As you and your team work to improve your product, you may have a lengthy list of features that you could or should include in upcoming releases. If you don’t keep the user experience in mind, however, these features could end up detracting from your product rather than adding to its value.
Story mapping activities help place the ideal experience of different users at the forefront of your planning. In Agile methodology, a user story takes the form of a short description of a new product feature from the user’s perspective. The story will identify the type of user, the specific feature, and the user’s goal for the feature as follows:
“As a [type of user], I want [a specific feature] so that [goal].”
For instance, a user story mapping example might include statements such as “As a website browser, I want a clear navigation menu so that I can quickly find the pages I want,” or “As a potential customer, I want an online contact form so that I can conveniently inquire about the product.”
A story mapping template is used to create a user story diagram that can then be used to help a product team understand users better, identify any issues with the product, and prioritize certain features.
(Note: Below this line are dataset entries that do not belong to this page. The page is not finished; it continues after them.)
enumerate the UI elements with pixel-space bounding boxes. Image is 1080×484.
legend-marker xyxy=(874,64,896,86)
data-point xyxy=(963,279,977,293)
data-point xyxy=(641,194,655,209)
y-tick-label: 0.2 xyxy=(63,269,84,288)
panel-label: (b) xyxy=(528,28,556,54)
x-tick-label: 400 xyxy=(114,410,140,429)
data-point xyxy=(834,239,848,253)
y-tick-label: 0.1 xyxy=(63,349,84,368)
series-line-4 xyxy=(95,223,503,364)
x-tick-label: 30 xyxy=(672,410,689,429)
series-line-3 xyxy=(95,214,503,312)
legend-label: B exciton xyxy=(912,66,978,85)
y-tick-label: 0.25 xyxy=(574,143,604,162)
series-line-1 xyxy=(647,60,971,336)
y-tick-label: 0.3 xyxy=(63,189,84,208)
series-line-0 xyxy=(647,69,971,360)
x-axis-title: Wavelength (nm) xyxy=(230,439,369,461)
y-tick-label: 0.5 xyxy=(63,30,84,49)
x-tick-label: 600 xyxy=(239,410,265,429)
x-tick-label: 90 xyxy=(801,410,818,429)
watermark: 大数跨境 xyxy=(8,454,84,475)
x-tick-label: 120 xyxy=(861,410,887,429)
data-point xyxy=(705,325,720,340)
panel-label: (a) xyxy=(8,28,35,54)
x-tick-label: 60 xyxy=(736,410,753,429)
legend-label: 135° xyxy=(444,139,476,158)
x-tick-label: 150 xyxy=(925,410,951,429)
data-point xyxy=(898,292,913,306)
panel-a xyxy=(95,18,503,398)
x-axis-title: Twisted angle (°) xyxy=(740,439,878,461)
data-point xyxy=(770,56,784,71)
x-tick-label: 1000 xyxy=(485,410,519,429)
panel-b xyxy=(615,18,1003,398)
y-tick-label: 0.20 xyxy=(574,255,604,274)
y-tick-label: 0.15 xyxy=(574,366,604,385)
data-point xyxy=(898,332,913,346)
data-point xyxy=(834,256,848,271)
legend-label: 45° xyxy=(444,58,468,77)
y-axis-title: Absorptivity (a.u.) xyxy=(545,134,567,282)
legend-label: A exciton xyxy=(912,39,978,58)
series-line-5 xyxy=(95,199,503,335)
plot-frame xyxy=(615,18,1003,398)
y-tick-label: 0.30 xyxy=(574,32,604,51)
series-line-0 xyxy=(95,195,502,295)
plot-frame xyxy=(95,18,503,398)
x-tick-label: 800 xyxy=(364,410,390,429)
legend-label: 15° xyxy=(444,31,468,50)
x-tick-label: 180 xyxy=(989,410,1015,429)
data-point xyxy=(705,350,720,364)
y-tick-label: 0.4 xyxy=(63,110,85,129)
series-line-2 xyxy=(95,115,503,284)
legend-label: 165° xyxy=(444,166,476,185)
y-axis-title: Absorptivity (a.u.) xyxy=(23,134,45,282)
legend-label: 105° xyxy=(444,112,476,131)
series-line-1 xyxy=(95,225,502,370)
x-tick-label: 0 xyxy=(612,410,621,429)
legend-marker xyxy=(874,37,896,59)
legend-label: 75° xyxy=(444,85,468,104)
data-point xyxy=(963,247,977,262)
How to use our story mapping template in Lucidspark
You can get started on your product backlog with a story mapping template that integrates right into your Lucidspark board. Upload the template and then collaborate with your team to:
- Identify a type of user (place in the sticky note at the top of the template).
- Determine the user’s activities (goals) when they use your product.
- Determine the tasks (steps) that make up each activity based on what a user would experience as they used the product.
- Create a detailed user story for each task.
You can use sticky notes to easily expand the template and include more information and user stories. Once you’ve grouped user stories by tasks and activity, you can also easily divide them up by product iteration to see any differences in the user experience.
When you’ve determined some patterns, your team can prioritize different features based on how they will contribute to the user experience. You can even export certain stories into Jira for further collaboration. (Learn more about Lucidspark Cards for Jira.)
As you step into your user’s shoes, our story mapping template will help you and your team turn your brainstorming session into viable plans for your next product launch.